A recent case of the Court of Appeal (23 April 2015, n° 40393) recalls the principle applicable to the means of proof in labour law.

The Court rejected the arguments of the employer and declared the dismissal to be abusive as the employer provided a testimony to prove the established practice within the company without providing proof of this practice in any written document. 

In this case, the sales employee was dismissed because he called the company at around 9 am rather than 8 am to inform the employer of his itinerary and did not call his employer during lunchtime or at the end of the day to report on the day’s events.

The employer justified the dismissal on the basis of an established practice within the company that obliges each salesman to call three times a day at specific hours to inform the employer of the day's activities.

Moreover, the employer refused to reimburse the employee's petrol expenses, again citing an established practice within the company whereby the employee bears the cost of such expenses if the employee benefits from a company car.

It is relevant to indicate that these established practices agreed between the employer and his employee are not provisions included in the employment contract or in another written document e.g. an internal regulation.

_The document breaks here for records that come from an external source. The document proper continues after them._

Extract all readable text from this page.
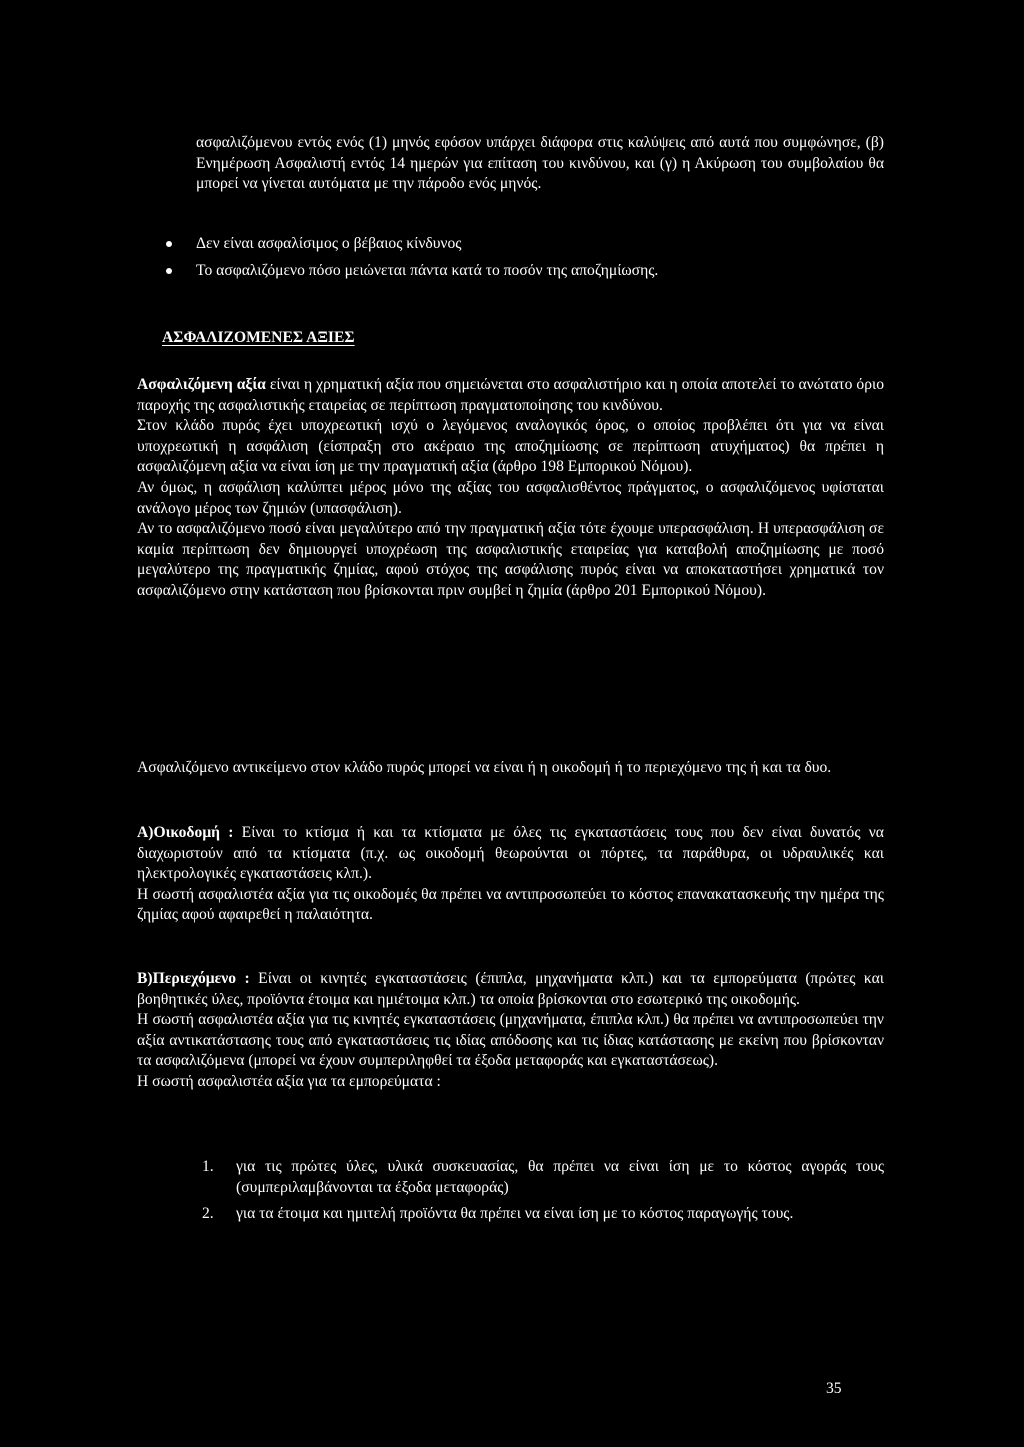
ασφαλιζόμενου εντός ενός (1) μηνός εφόσον υπάρχει διάφορα στις καλύψεις από αυτά που συμφώνησε, (β) Ενημέρωση Ασφαλιστή εντός 14 ημερών για επίταση του κινδύνου, και (γ) η Ακύρωση του συμβολαίου θα μπορεί να γίνεται αυτόματα με την πάροδο ενός μηνός.

Δεν είναι ασφαλίσιμος ο βέβαιος κίνδυνος
Το ασφαλιζόμενο πόσο μειώνεται πάντα κατά το ποσόν της αποζημίωσης.
ΑΣΦΑΛΙΖΟΜΕΝΕΣ ΑΞΙΕΣ

Ασφαλιζόμενη αξία είναι η χρηματική αξία που σημειώνεται στο ασφαλιστήριο και η οποία αποτελεί το ανώτατο όριο παροχής της ασφαλιστικής εταιρείας σε περίπτωση πραγματοποίησης του κινδύνου.

Στον κλάδο πυρός έχει υποχρεωτική ισχύ ο λεγόμενος αναλογικός όρος, ο οποίος προβλέπει ότι για να είναι υποχρεωτική η ασφάλιση (είσπραξη στο ακέραιο της αποζημίωσης σε περίπτωση ατυχήματος) θα πρέπει η ασφαλιζόμενη αξία να είναι ίση με την πραγματική αξία (άρθρο 198 Εμπορικού Νόμου).

Αν όμως, η ασφάλιση καλύπτει μέρος μόνο της αξίας του ασφαλισθέντος πράγματος, ο ασφαλιζόμενος υφίσταται ανάλογο μέρος των ζημιών (υπασφάλιση).

Αν το ασφαλιζόμενο ποσό είναι μεγαλύτερο από την πραγματική αξία τότε έχουμε υπερασφάλιση. Η υπερασφάλιση σε καμία περίπτωση δεν δημιουργεί υποχρέωση της ασφαλιστικής εταιρείας για καταβολή αποζημίωσης με ποσό μεγαλύτερο της πραγματικής ζημίας, αφού στόχος της ασφάλισης πυρός είναι να αποκαταστήσει χρηματικά τον ασφαλιζόμενο στην κατάσταση που βρίσκονται πριν συμβεί η ζημία (άρθρο 201 Εμπορικού Νόμου).

Ασφαλιζόμενο αντικείμενο στον κλάδο πυρός μπορεί να είναι ή η οικοδομή ή το περιεχόμενο της ή και τα δυο.

Α)Οικοδομή : Είναι το κτίσμα ή και τα κτίσματα με όλες τις εγκαταστάσεις τους που δεν είναι δυνατός να διαχωριστούν από τα κτίσματα (π.χ. ως οικοδομή θεωρούνται οι πόρτες, τα παράθυρα, οι υδραυλικές και ηλεκτρολογικές εγκαταστάσεις κλπ.).

Η σωστή ασφαλιστέα αξία για τις οικοδομές θα πρέπει να αντιπροσωπεύει το κόστος επανακατασκευής την ημέρα της ζημίας αφού αφαιρεθεί η παλαιότητα.

Β)Περιεχόμενο : Είναι οι κινητές εγκαταστάσεις (έπιπλα, μηχανήματα κλπ.) και τα εμπορεύματα (πρώτες και βοηθητικές ύλες, προϊόντα έτοιμα και ημιέτοιμα κλπ.) τα οποία βρίσκονται στο εσωτερικό της οικοδομής.

Η σωστή ασφαλιστέα αξία για τις κινητές εγκαταστάσεις (μηχανήματα, έπιπλα κλπ.) θα πρέπει να αντιπροσωπεύει την αξία αντικατάστασης τους από εγκαταστάσεις τις ιδίας απόδοσης και τις ίδιας κατάστασης με εκείνη που βρίσκονταν τα ασφαλιζόμενα (μπορεί να έχουν συμπεριληφθεί τα έξοδα μεταφοράς και εγκαταστάσεως).

Η σωστή ασφαλιστέα αξία για τα εμπορεύματα :

1. για τις πρώτες ύλες, υλικά συσκευασίας, θα πρέπει να είναι ίση με το κόστος αγοράς τους (συμπεριλαμβάνονται τα έξοδα μεταφοράς)
2. για τα έτοιμα και ημιτελή προϊόντα θα πρέπει να είναι ίση με το κόστος παραγωγής τους.
35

Unlike legal facts which can be proven by any means, article 1341 of the Luxembourg Civil Code states that a legal act whose value exceeds EUR 2,500 can only be proven in writing.

The employment contract is a civil contract and as the Labour Code does not include specific provisions regarding the possible means of proof for the employer, the latter can only prove an agreement with the employee (e.g. an employment relationship, and the modalities and content of such relationship) by providing written evidence, namely an employment contract or an internal regulation.

Nonetheless, according to article L.121-4 (5) of the Labour Code, the employee can prove an agreement between the parties by any means, e.g. a testimony.

As the employer in this case used a testimony to prove the established practice within the company without providing any written evidence, the Court declared the dismissal abusive.

As a consequence, we recommend the company signing an employment contract to make sure that all provisions considered essential for the company are included in the employment contract or in a written document signed and duly approved by the employee in order to provide proof in case of dispute.